Study on the technology for preparation of Xuanwei ham and Boletus edulis in Yunnan flavoring base

  • 摘要: 为生产火腿、白牛肝菌复合风味基料提供科学依据。以云南宣威火腿、白牛肝菌边角料为原材,以感官评分为指标,研究热反应制备复合风味基料的最佳工艺条件,在单因素实验基础上采用正交实验优化。实验表明,木糖添加量为3%,温度为110℃,时间为50 min,pH为5.5,配以其他添加物反应后,风味基料呈红棕色,香气纯正浓郁,火腿白牛肝菌特有香味突出,口感鲜美醇厚,回味浓,黏度适中,均匀透明,无杂质沉淀,感官评分88.78分。 

     

    Abstract: The study can provide a scientific basis for producing Xuanwei ham and Boletus Edulis flavoring base.The byproducts of Xuanwei ham and Boletus edulis in Yunnan were used as material,sensory evaluation was analyzed,in ord to study the process optimization of preparation of Xuanwei ham and Boletus Edulis in Yunnan flavoring base.

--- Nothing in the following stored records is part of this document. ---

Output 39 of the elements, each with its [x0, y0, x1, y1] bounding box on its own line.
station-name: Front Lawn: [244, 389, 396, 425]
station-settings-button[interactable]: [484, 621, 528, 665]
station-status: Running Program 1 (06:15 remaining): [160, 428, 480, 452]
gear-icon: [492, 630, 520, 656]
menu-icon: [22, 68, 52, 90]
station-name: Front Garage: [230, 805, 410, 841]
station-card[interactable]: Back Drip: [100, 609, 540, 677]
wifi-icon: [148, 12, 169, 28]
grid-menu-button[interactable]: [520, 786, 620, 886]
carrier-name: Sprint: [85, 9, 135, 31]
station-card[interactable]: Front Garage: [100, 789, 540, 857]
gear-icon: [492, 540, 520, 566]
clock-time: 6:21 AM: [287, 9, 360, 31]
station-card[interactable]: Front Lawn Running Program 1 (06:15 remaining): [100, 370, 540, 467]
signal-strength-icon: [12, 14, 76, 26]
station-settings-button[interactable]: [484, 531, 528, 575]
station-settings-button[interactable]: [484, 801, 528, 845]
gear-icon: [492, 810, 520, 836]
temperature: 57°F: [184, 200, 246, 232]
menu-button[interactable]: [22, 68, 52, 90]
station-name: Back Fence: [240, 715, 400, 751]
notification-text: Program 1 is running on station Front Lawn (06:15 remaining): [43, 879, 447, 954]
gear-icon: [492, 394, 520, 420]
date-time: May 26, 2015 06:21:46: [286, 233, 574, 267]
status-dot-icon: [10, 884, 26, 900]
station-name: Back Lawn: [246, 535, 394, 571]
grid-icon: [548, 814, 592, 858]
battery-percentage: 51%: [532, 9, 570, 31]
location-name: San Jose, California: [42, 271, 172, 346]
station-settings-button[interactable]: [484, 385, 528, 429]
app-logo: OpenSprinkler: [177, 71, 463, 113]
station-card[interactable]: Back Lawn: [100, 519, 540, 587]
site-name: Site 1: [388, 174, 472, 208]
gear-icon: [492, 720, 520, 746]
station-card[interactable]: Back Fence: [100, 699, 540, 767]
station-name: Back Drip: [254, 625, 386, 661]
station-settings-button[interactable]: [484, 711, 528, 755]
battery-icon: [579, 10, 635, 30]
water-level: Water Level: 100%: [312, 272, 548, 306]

Based on single-factor experiments,the process optimization of preparation was studied by orthogonal design.The results suggested that the best reaction conditions were xylose content of 3%,temperature of 110 ℃,reaction time of 50 min,pH5.5 and other additives.The flavoring base under above preparation conditions was red-brown,the smell of ham and Boletus edulis was pure and rich,its taste was delicious,its viscosity was moderate,it was uniform,transparent,no sediment,no impurity,the flavoring sensory score was 88.78.